L’héritage des milices et des guerres civiles
Depuis la fin de la guerre civile libanaise en 1990, la coexistence entre l’État et les groupes armés non étatiques, comme le Hezbollah, est devenue un élément structurant de la politique libanaise. Le Hezbollah, reconnu comme une résistance contre Israël par certains et comme une menace par d’autres, détient un arsenal militaire significatif, bien que sa légitimité soit souvent contestée. Cette dualité a laissé l’État libanais incapable de monopoliser pleinement le recours à la force. La promesse de Joseph Aoun de restaurer ce monopole pourrait remettre en question l’équilibre délicat qui a permis au Liban de maintenir une stabilité relative malgré les crises successives.
Les défis politiques internes
Le paysage politique libanais est marqué par une fragmentation extrême et des alliances fluctuantes. Alors que certains blocs, notamment ceux alignés sur les puissances occidentales et arabes, soutiennent l’idée d’un monopole des armes par l’État, d’autres, principalement alliés au Hezbollah, y voient une remise en cause de leur rôle. La plupart des acteurs politiques reconnaissent l’importance de préserver une souveraineté nationale, mais leur conception de cette souveraineté varie radicalement.
Joseph Aoun, ancien commandant de l’armée, devra naviguer entre ces positions divergentes. Bien que son expérience militaire soit un atout, elle pourrait également être perçue comme une tentative de militarisation de la politique, suscitant des résistances. Les relations avec des figures politiques comme Nabih Berri, souvent médiateur dans les crises institutionnelles, seront déterminantes pour faire avancer ce dossier.
La pression internationale
L’élection de Joseph Aoun a été largement soutenue par la communauté internationale, notamment la France, les États-Unis et l’Arabie saoudite. Ces acteurs ont exprimé leur volonté de voir le Liban renforcer ses institutions étatiques. Emmanuel Macron a salué « un président prêt à relever les défis de la souveraineté ». Cependant, cette pression extérieure risque d’alimenter les divisions internes, certains partis accusant l’Occident de chercher à marginaliser le Hezbollah et ses alliés régionaux.
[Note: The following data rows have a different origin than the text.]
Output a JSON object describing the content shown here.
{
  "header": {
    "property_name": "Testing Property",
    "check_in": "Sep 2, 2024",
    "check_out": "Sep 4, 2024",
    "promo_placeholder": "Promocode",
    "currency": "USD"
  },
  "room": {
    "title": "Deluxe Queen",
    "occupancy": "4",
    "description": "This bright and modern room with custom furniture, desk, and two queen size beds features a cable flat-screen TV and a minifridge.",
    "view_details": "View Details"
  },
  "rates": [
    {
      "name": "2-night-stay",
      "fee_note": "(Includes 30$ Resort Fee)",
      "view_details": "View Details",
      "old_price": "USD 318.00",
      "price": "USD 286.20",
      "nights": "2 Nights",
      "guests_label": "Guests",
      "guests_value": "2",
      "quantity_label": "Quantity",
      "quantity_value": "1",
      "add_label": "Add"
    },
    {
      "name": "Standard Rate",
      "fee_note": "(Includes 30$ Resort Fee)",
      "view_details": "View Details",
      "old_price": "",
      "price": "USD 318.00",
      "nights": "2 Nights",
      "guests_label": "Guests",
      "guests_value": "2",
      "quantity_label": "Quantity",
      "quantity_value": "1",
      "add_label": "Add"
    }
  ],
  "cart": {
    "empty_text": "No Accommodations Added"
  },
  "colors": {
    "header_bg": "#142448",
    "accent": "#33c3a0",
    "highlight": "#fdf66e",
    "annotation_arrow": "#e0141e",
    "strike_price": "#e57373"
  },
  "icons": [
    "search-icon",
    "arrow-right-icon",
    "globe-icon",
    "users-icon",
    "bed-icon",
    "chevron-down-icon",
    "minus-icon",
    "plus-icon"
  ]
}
De plus, la dépendance du Liban à l’aide internationale complique encore la tâche du président. Les donateurs conditionnent souvent leur soutien à des réformes structurelles, y compris le désarmement des groupes non étatiques. Pourtant, la mise en œuvre de ces réformes pourrait entraîner des réactions violentes de la part des factions concernées, menaçant davantage la stabilité du pays.
Un enjeu de sécurité nationale
Au-delà des considérations politiques, le monopole des armes par l’État est une question de sécurité nationale. Le Liban est confronté à des menaces multiples, allant des tensions avec Israël à l’instabilité régionale due aux conflits en Syrie et dans d’autres pays voisins. L’armée libanaise, sous la direction de Joseph Aoun, a joué un rôle clé dans la sécurisation des frontières et la lutte contre les groupes terroristes. Cependant, l’armée seule ne peut garantir une sécurité durable si des milices continuent d’opérer en parallèle.
Des réformes nécessaires mais délicates
Pour atteindre cet objectif, Joseph Aoun devra s’engager dans des réformes institutionnelles profondes. Cela inclut le renforcement de l’appareil judiciaire pour lutter contre le trafic d’armes, souvent lié à des réseaux de corruption. Il devra également mobiliser un soutien populaire, en insistant sur l’importance du monopole des armes pour garantir la paix et la stabilité. Cependant, ces mesures nécessiteront une coordination étroite avec les partis politiques et les institutions internationales.